Fiona wondered how she would do. Lose or win? Grab a flag in glory-or fall into the dirt. . maybe breaking her neck? She imagined herself climbing and jumping and swinging through the air high off the ground. It made her blood race.

But there was more to this. Maybe Fiona wasn’t the smartest here, or the prettiest, nor did she have a clue about the social mechanics. . but this she understood. She could win here and prove to everyone that she belonged at Paxington.

“I can handle this,” she said.

“I bet you can,” replied Jeremy, who had moved next to her.

The boys climbed down and helped their wounded classmate get up and off the field-even the boy who had knocked him off. There didn’t seem to be any hard feelings.

Fiona wondered how much forgiveness there would’ve been had the boy snapped his spine.

“Well,” Dante said. “Any questions?”

“When is our first match?” Sarah asked.

“That’s up to your gym teacher, Mr. Ma. He’ll probably run you through practice drills first.”

Fiona was relieved. She’d need time to thoroughly understand all this and strategize.

Dante led them back to the tunnel and outside.

They took another path through the Grove Primeval, through a particularly dense and dark section of ancient black oaks, and came out on the far side of the quad.

A fountain splashed nearby, and Fiona welcomed the cooling effect on the warm day. In the center of the water sat a bronze bearded man holding a trident; leaping fish surrounded him-all frozen forever in gleaming metal.

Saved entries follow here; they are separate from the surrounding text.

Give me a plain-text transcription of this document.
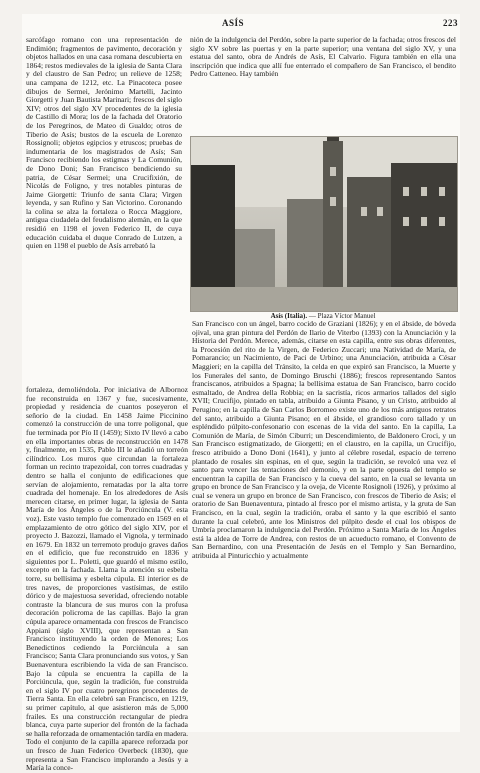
ASÍS	223

sarcófago romano con una representación de Endimión; fragmentos de pavimento, decoración y objetos hallados en una casa romana descubierta en 1864; restos medievales de la iglesia de Santa Clara y del claustro de San Pedro; un relieve de 1258; una campana de 1212, etc. La Pinacoteca posee dibujos de Sermei, Jerónimo Martelli, Jacinto Giorgetti y Juan Bautista Marinari; frescos del siglo XIV; otros del siglo XV procedentes de la iglesia de Castillo di Mora; los de la fachada del Oratorio de los Peregrinos, de Mateo di Gualdo; otros de Tiberio de Asís; bustos de la escuela de Lorenzo Rossignoli; objetos egipcios y etruscos; pruebas de indumentaria de los magistrados de Asís; San Francisco recibiendo los estigmas y La Comunión, de Dono Doni; San Francisco bendiciendo su patria, de César Sermei; una Crucifixión, de Nicolás de Foligno, y tres notables pinturas de Jaime Giorgetti: Triunfo de santa Clara; Virgen leyenda, y san Rufino y San Victorino. Coronando la colina se alza la fortaleza o Rocca Maggiore, antigua ciudadela del feudalismo alemán, en la que residió en 1198 el joven Federico II, de cuya educación cuidaba el duque Conrado de Lutzen, a quien en 1198 el pueblo de Asís arrebató la

nión de la indulgencia del Perdón, sobre la parte superior de la fachada; otros frescos del siglo XV sobre las puertas y en la parte superior; una ventana del siglo XV, y una estatua del santo, obra de Andrés de Asís, El Calvario. Figura también en ella una inscripción que indica que allí fue enterrado el compañero de San Francisco, el bendito Pedro Catteneo. Hay también

Asís (Italia). — Plaza Víctor Manuel

fortaleza, demoliéndola. Por iniciativa de Albornoz fue reconstruida en 1367 y fue, sucesivamente, propiedad y residencia de cuantos poseyeron el señorío de la ciudad. En 1458 Jaime Piccinino comenzó la construcción de una torre poligonal, que fue terminada por Pío II (1459); Sixto IV llevó a cabo en ella importantes obras de reconstrucción en 1478 y, finalmente, en 1535, Pablo III le añadió un torreón cilíndrico. Los muros que circundan la fortaleza forman un recinto trapezoidal, con torres cuadradas y dentro se halla el conjunto de edificaciones que servían de alojamiento, rematadas por la alta torre cuadrada del homenaje. En los alrededores de Asís merecen citarse, en primer lugar, la iglesia de Santa María de los Ángeles o de la Porciúncula (V. esta voz). Este vasto templo fue comenzado en 1569 en el emplazamiento de otro gótico del siglo XIV, por el proyecto J. Bazozzi, llamado el Vignola, y terminado en 1679. En 1832 un terremoto produjo graves daños en el edificio, que fue reconstruido en 1836 y siguientes por L. Poletti, que guardó el mismo estilo, excepto en la fachada. Llama la atención su esbelta torre, su bellísima y esbelta cúpula. El interior es de tres naves, de proporciones vastísimas, de estilo dórico y de majestuosa severidad, ofreciendo notable contraste la blancura de sus muros con la profusa decoración policroma de las capillas. Bajo la gran cúpula aparece ornamentada con frescos de Francisco Appiani (siglo XVIII), que representan a San Francisco instituyendo la orden de Menores; Los Benedictinos cediendo la Porciúncula a san Francisco; Santa Clara pronunciando sus votos, y San Buenaventura escribiendo la vida de san Francisco. Bajo la cúpula se encuentra la capilla de la Porciúncula, que, según la tradición, fue construida en el siglo IV por cuatro peregrinos procedentes de Tierra Santa. En ella celebró san Francisco, en 1219, su primer capítulo, al que asistieron más de 5,000 frailes. Es una construcción rectangular de piedra blanca, cuya parte superior del frontón de la fachada se halla reforzada de ornamentación tardía en madera. Todo el conjunto de la capilla aparece reforzada por un fresco de Juan Federico Overbeck (1830), que representa a San Francisco implorando a Jesús y a María la conce-

San Francisco con un ángel, barro cocido de Graziani (1826); y en el ábside, de bóveda ojival, una gran pintura del Perdón de Ilario de Viterbo (1393) con la Anunciación y la Historia del Perdón. Merece, además, citarse en esta capilla, entre sus obras diferentes, la Procesión del rito de la Virgen, de Federico Zuccari; una Natividad de María, de Pomarancio; un Nacimiento, de Paci de Urbino; una Anunciación, atribuida a César Maggieri; en la capilla del Tránsito, la celda en que expiró san Francisco, la Muerte y los Funerales del santo, de Domingo Bruschi (1886); frescos representando Santos franciscanos, atribuidos a Spagna; la bellísima estatua de San Francisco, barro cocido esmaltado, de Andrea della Robbia; en la sacristía, ricos armarios tallados del siglo XVII; Crucifijo, pintado en tabla, atribuido a Giunta Pisano, y un Cristo, atribuido al Perugino; en la capilla de San Carlos Borromeo existe uno de los más antiguos retratos del santo, atribuido a Giunta Pisano; en el ábside, el grandioso coro tallado y un espléndido púlpito-confesonario con escenas de la vida del santo. En la capilla, La Comunión de María, de Simón Ciburri; un Descendimiento, de Baldonero Croci, y un San Francisco estigmatizado, de Giorgetti; en el claustro, en la capilla, un Crucifijo, fresco atribuido a Dono Doni (1641), y junto al célebre rosedal, espacio de terreno plantado de rosales sin espinas, en el que, según la tradición, se revolcó una vez el santo para vencer las tentaciones del demonio, y en la parte opuesta del templo se encuentran la capilla de San Francisco y la cueva del santo, en la cual se levanta un grupo en bronce de San Francisco y la oveja, de Vicente Rosignoli (1926), y próximo al cual se venera un grupo en bronce de San Francisco, con frescos de Tiberio de Asís; el oratorio de San Buenaventura, pintado al fresco por el mismo artista, y la gruta de San Francisco, en la cual, según la tradición, oraba el santo y la que escribió el santo durante la cual celebró, ante los Ministros del púlpito desde el cual los obispos de Umbría proclamaron la indulgencia del Perdón. Próximo a Santa María de los Ángeles está la aldea de Torre de Andrea, con restos de un acueducto romano, el Convento de San Bernardino, con una Presentación de Jesús en el Templo y San Bernardino, atribuida al Pinturicchio y actualmente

Dante pointed to a row of stately brownstones. “Those are the dormitories for those living on campus.” He indicated a larger columned building of gray granite in the distance. “The health center. And over these steps on the hill is Plato’s Court, where you’ll have most of your freshman classes. ”

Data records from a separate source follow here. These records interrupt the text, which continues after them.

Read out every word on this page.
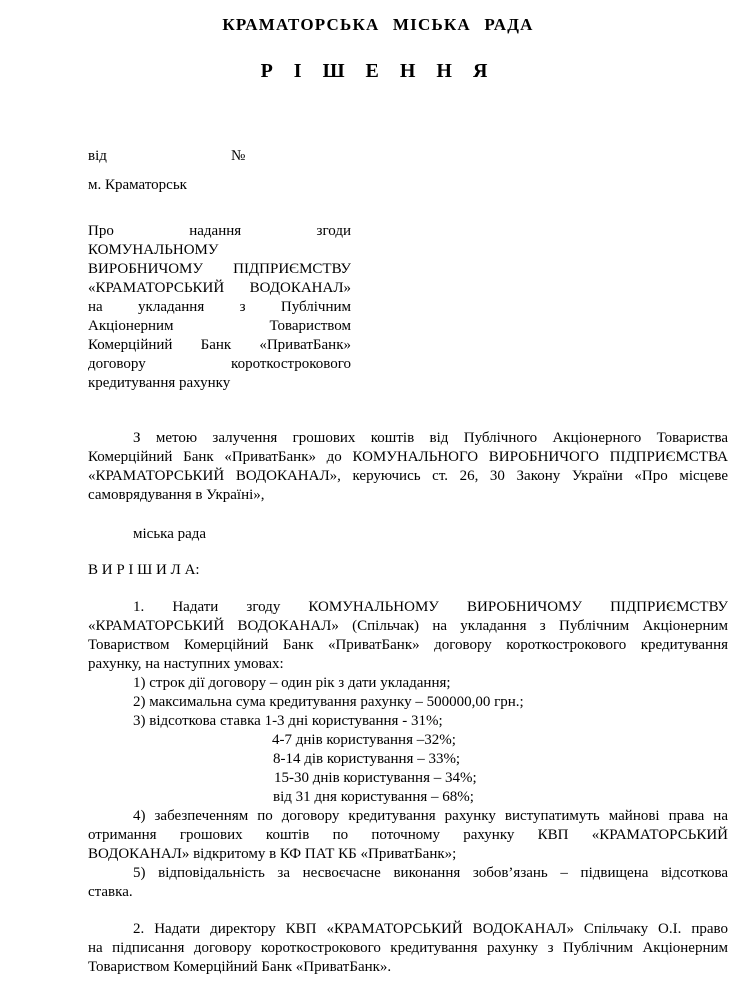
КРАМАТОРСЬКА МІСЬКА РАДА
Р І Ш Е Н Н Я
від	№
м. Краматорськ
Про надання згоди
КОМУНАЛЬНОМУ
ВИРОБНИЧОМУ ПІДПРИЄМСТВУ
«КРАМАТОРСЬКИЙ ВОДОКАНАЛ»
на укладання з Публічним
Акціонерним Товариством
Комерційний Банк «ПриватБанк»
договору короткострокового
кредитування рахунку
З метою залучення грошових коштів від Публічного Акціонерного Товариства
Комерційний Банк «ПриватБанк» до КОМУНАЛЬНОГО ВИРОБНИЧОГО ПІДПРИЄМСТВА
«КРАМАТОРСЬКИЙ ВОДОКАНАЛ», керуючись ст. 26, 30 Закону України «Про місцеве
самоврядування в Україні»,
міська рада
В И Р І Ш И Л А:
1. Надати згоду КОМУНАЛЬНОМУ ВИРОБНИЧОМУ ПІДПРИЄМСТВУ
«КРАМАТОРСЬКИЙ ВОДОКАНАЛ» (Спільчак) на укладання з Публічним Акціонерним
Товариством Комерційний Банк «ПриватБанк» договору короткострокового кредитування
рахунку, на наступних умовах:
1) строк дії договору – один рік з дати укладання;
2) максимальна сума кредитування рахунку – 500000,00 грн.;
3) відсоткова ставка 1-3 дні користування - 31%;
4-7 днів користування –32%;
8-14 дів користування – 33%;
15-30 днів користування – 34%;
від 31 дня користування – 68%;
4) забезпеченням по договору кредитування рахунку виступатимуть майнові права на
отримання грошових коштів по поточному рахунку КВП «КРАМАТОРСЬКИЙ
ВОДОКАНАЛ» відкритому в КФ ПАТ КБ «ПриватБанк»;
5) відповідальність за несвоєчасне виконання зобов’язань – підвищена відсоткова
ставка.
2. Надати директору КВП «КРАМАТОРСЬКИЙ ВОДОКАНАЛ» Спільчаку О.І. право
на підписання договору короткострокового кредитування рахунку з Публічним Акціонерним
Товариством Комерційний Банк «ПриватБанк».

Robert interrupted. “Hey-what’s this?” He pointed back at the fountain.

Two boys stood on opposite sides of the fountain, facing each other across the water. Their Paxington jackets were off, and each held rapiers.

“A freshman duel,” Dante remarked. “I supposed I should’ve covered this. Let’s watch.”

The tips of their rapiers glistened. One boy was as big as a football player, the other smaller than Eliot. . even more so because he crouched low.

“Duels are permitted anytime on campus,” Dante explained. “But only by mutual consent, of course.”

They circled closer toward each other.

The bigger boy rushed his opponent, trying to skewer him through the midsection.

The smaller boy sidestepped and parried-but still stumbled back from the force, and almost fell into the fountain.

“Don’t worry,” Dante told her, “it’s only to first blood.”

“But I hear there are always accidents,” Sarah added.

Fiona thought it the most barbaric thing in the world. People shouldn’t be shoving other people off thirty-foot platforms, and they definitely shouldn’t be attacking each other with swords at school.

The small boy parried another attack, riposted-and with a deft twist, skewered the larger boy’s hand. . pushing his blade almost up to the hilt, and then twisting until the larger boy was on his knees.

“See?” Dante said. “Just first blood.” He turned away, no longer interested.

Fiona was horrified. . but couldn’t look away.

The smaller boy smiled, accentuating a long scar on one cheek. His opponent was escorted away by two older students.

She wouldn’t forget the smaller boy. She might have to face him in gym class.